衰退・凋落加速する日本 反転攻勢の目はあるか?

 ●混迷都知事選は凋落の象徴

 東京都知事選(6月20日告示、7月7日投開票)がかつてない混迷の中にある。本誌が読者諸氏のお手元に届く頃はちょうど選挙運動も終盤に入っていると思う。立候補者は過去最高の56人に上るものの、その9割以上は政策実現のためでも「選良」を目指すためでもない。

 公営掲示板のポスター枠を売買する政治団体や、公序良俗に反する卑わいなポスターを貼り出し、都選管から注意を受け即日はがした陣営さえある。これがG7の一員である日本の首都で起きている出来事だとは思いたくもない。目を覆わんばかりの惨状だ。

 「迷惑系ユーチューバー」として悪名を馳せた「へずまりゅう」氏でさえ、宣言していた立候補を取りやめ、恐れをなして撤退したところを見ると、もはや都知事選は「売名」の場としてすらまったく機能していない。市民には重い負担を課しながら、自分たちだけ裏金をつくって私腹を肥やす政治にはもはや何を言っても無駄、それなら徹底的に選挙を荒らして憂さ晴らしでもしようという「終末思想」が都知事選全体の通奏低音になっていると言っても決して過言ではない。

 泡沫候補の大量立候補に伴い、供託金の没収額も1億円を超え過去最高になりそうだとする報道もある。都知事選の供託金は300万円。法定得票数(有効投票数の1割)を確実に超えられそうなのは、現職・小池百合子知事の他、最有力対抗馬・蓮舫前参院議員(立候補に伴い参院議員を失職)、石丸伸二・前広島県安芸高田市長まで。田母神俊雄・元航空幕僚長にも法定得票数突破の可能性があるが、残る52人にはまずない。仮に52人が供託金没収となる場合、その額は1億5600万円にもなる。
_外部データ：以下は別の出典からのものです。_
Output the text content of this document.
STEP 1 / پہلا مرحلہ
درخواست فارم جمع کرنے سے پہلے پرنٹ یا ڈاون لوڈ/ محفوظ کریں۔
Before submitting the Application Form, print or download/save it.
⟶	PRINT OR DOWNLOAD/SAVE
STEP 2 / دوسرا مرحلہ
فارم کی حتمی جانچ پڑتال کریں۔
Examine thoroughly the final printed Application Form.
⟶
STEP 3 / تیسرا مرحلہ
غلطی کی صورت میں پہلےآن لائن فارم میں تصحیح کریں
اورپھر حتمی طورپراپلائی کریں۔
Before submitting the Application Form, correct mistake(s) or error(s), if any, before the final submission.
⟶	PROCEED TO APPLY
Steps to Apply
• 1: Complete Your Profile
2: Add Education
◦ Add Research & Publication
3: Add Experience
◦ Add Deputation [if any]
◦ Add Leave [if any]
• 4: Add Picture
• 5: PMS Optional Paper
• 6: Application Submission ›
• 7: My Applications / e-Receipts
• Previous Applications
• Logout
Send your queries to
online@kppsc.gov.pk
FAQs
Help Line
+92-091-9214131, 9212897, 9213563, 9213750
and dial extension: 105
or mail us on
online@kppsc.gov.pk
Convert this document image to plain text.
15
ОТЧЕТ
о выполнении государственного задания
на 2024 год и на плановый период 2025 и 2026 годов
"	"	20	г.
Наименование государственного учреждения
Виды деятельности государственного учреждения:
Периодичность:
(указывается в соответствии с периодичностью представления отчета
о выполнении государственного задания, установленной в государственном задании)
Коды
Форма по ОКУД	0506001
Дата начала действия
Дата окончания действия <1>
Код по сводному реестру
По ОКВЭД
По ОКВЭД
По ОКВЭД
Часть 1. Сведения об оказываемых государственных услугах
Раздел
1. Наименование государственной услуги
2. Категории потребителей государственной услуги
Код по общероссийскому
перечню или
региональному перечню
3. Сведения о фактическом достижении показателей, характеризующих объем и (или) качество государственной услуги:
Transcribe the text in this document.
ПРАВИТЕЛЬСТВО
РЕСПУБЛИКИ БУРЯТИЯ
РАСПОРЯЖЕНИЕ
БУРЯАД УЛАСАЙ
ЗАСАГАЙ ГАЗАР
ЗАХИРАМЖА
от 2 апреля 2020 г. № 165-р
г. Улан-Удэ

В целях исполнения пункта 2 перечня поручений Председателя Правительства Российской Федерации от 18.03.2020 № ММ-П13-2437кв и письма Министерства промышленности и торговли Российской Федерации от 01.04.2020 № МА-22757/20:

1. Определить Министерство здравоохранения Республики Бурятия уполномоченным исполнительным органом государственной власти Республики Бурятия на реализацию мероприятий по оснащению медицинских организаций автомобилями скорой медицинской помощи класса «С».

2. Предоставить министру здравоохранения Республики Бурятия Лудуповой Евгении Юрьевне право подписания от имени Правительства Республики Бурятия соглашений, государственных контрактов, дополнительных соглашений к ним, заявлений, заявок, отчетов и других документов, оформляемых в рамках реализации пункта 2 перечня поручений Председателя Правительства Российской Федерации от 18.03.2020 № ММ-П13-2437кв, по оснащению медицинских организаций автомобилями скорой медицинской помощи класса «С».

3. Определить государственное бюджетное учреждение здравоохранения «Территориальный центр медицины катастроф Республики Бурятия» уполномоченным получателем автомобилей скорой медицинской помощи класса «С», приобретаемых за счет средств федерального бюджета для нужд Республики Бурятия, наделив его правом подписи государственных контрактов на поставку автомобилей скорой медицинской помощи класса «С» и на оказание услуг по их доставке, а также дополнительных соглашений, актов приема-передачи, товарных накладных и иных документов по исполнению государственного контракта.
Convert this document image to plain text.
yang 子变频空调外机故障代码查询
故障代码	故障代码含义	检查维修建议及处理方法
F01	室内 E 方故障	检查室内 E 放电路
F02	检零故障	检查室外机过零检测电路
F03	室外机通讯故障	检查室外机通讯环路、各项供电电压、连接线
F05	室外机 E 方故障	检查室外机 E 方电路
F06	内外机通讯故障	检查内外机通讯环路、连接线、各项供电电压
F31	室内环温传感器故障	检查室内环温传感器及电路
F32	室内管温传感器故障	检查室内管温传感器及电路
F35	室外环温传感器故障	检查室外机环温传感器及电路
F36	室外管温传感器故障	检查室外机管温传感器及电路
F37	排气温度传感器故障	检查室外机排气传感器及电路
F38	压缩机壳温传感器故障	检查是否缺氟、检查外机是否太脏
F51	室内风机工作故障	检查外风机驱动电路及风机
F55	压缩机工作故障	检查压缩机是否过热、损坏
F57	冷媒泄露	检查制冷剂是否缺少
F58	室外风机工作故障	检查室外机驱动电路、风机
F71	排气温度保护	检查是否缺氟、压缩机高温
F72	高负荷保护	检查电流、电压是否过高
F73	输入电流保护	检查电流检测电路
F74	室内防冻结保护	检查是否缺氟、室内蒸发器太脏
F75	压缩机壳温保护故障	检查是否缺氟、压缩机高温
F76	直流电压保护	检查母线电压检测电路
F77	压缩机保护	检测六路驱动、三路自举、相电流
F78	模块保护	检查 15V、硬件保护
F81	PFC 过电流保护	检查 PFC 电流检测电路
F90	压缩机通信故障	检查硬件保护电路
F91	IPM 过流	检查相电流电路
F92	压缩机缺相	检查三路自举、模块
 ●円安ドル高の背景にあるもの――思い出した「杜海樹さんの昔のコラム」

 政治、経済、社会、あらゆる分野で日本の凋落が加速している。特に、外国為替市場の円安ドル高は円の「全面崩壊」と形容できるほどの状況にある。2020年6月1日時点で1ドル=107円92銭だった為替市場は、1年後の2021年6月1日時点でも111円10銭とほとんど下落しなかったが、2021年以降は急速に下落が加速。2022年6月1日には135円73銭と約2割も下落した。さらに、2023年6月1日には144円32銭(対前年同月比6%下落)、2024年6月1日にはついに159円79銭と、対前年度比で1割、2021年6月1日時点との比較では31%も下落した。わずか3年間でこれだけの下落率である。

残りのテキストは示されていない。